Earlier this week I talked about design choices that, if made irresponsibly, will push players away from your card game. This week I’ll talk about how decisions involving art, writing, and flavor can cause similar reactions.
Savor the Flavor
Games are a combination of system design and artistic design, and somewhere between those two things sits something very important: flavor. Flavor in the context of games doesn’t refer to taste – it refers to how a combination of art and mechanics can create a representation of something else. For example, the flavor of the discard pile is that it represents a graveyard or crypt, because it’s where your creature cards go when they “die.” In Magic: the Gathering the discard pile is actually called the graveyard! Returning creature cards from your discard pile (or graveyard) is often portrayed as necromancy, so cards with this function will have names and art that depict the raising of the dead.
This representation forms the flavor of the card. Now that we’ve defined that very important term, let’s move on to the meat of this article.
Everything in Its Place
If your design, art, and flavor aren’t in sync, you can end up with something disjointed and muddled.

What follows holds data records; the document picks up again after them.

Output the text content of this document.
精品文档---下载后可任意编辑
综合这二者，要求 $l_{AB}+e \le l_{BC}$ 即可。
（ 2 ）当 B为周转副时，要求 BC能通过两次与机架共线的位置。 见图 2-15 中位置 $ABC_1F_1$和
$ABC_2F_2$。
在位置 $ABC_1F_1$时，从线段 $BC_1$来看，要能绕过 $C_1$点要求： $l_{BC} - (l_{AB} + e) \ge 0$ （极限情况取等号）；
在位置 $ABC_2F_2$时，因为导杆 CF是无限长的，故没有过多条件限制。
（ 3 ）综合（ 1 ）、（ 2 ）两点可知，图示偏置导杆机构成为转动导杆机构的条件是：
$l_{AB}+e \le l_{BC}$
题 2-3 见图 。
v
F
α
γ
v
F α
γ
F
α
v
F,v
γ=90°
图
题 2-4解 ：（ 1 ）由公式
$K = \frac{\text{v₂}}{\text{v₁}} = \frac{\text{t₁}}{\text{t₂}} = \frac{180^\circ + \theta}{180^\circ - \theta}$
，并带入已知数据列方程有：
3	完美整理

In Magic: the Gathering there is a keyword mechanic called Flying. Creatures with Flying can only be blocked by other creatures with Flying or creatures with another keyword called Reach. The flavor of Flying is that creatures with it can fly over your grounded enemies. It goes without saying that creatures with Flying are things that can fly, like birds, dragons, flying machines, and levitating mages. But what if you opened up a pack of Magic and found this card:
Notice something strange here? How about the fact that a card that represents a grounded bear somehow bears the mechanic of Flying? Bears don’t fly! Especially ones specifically named “Ground-Dwelling Bear”! But it’s spelled out clear as day: this card has Flying. That’s a rule of the card and you can’t ignore it, no matter how badly you might want to.
What would happen if this card actually existed? I’d wager it would elicit one of two reactions. Players that pay attention will note that it has Flying and be utterly confused. There’s something uncomfortable and dissonant about the design that’s just unpleasant. Players that don’t pay attention will simply assume that the card doesn’t have Flying, which leads to them making mistakes because the card doesn’t function the way they thought it did. That’s because by the time they’ve read this much of the card -
- they’ve already made assumptions about it. Bears of the ground-dwelling variety do not fly, so obviously this card won’t have Flying. Except it does.
When you create a mechanic like Flying that has a very clear and very specific flavor, you need to commit to it and fully represent it through art, writing, and design. Otherwise you’ll end up with something confusing or just plain weird.
Conform to the Norm
As I allude to above, players have certain assumptions or expectations that they bring with them. It’s important to keep these in mind, because those assumptions and expectations color their perception of our games. For example, what do you think of when you hear “Western”? In the context of genres, you probably thought of deserts, saloons, six-shooters, and cowboys. So what if I showed you a card that looked like this:
It’s called Wandering Vaquero and it’s a cowboy creature so…is it a cowboy? In my own fantasy world, simply declaring it one makes it so, because it’s my own fantasy world. But if I want people to buy into my fantasy I need to conform to certain common ideas, which this card most certainly does not do. The game recognizes it as a cowboy and I can shout “This is a cowboy!” as loud as I want, but pretty much everyone who sees this is just going to say “Nah, that’s a pirate.” This matters to designers because flavor, as I established earlier, is about representation. It only works if you and the player both agree on what it is that you’re representing.
Another very important thing to note here is that people’s internalized ideas aren’t always accurate, and they can be informed more by pop culture than reality. Almost everyone would agree that the image above doesn’t represent a cowboy, but this isn’t a cowboy either:
Cowboys were herders that tended to cattle, not gunslingers that challenged mustachioed villains to duels at high noon. In fact, Clint Eastwood’s character in The Good, the Bad, and the Ugly wasn’t even a cowboy in the film – he was a bounty hunter. Yet when people think of cowboys, many probably picture his character, or maybe even this exact image (speaking of which, the image url calls this a cowboy)!
Players have prebuilt notions about how things work, and it’s really hard to change them. In fact, people are generally more likely to reject uncomfortable new ideas than to accept them. While we should aim to deliver fresh experiences, we also need to be aware of the previously formed expectations that players bring. Trying to move away from or subvert these preconceived ideas may seem like a good way to break the mold and stand out, but if done improperly it’ll confuse and disorient players instead.
A Happy Family
Games are a marriage of art and design, and they are given depth by the flavor that those two disciplines jointly create. While you can and should leverage this to create designs that go beyond mechanical value and express emotions, develop characters, and tell stories, you’ll run into problems if these different elements aren’t synchronized. If you’re on a small team, look beyond the boundaries of your assigned role to ensure that your designs appropriately match the accompanying art and writing. If you’re on a larger team with well-defined roles, be sure to communicate and collaborate frequently with your teammates throughout the entire development process. Your life as a member of a collaborative team won’t just be made easier – you’ll produce better work too.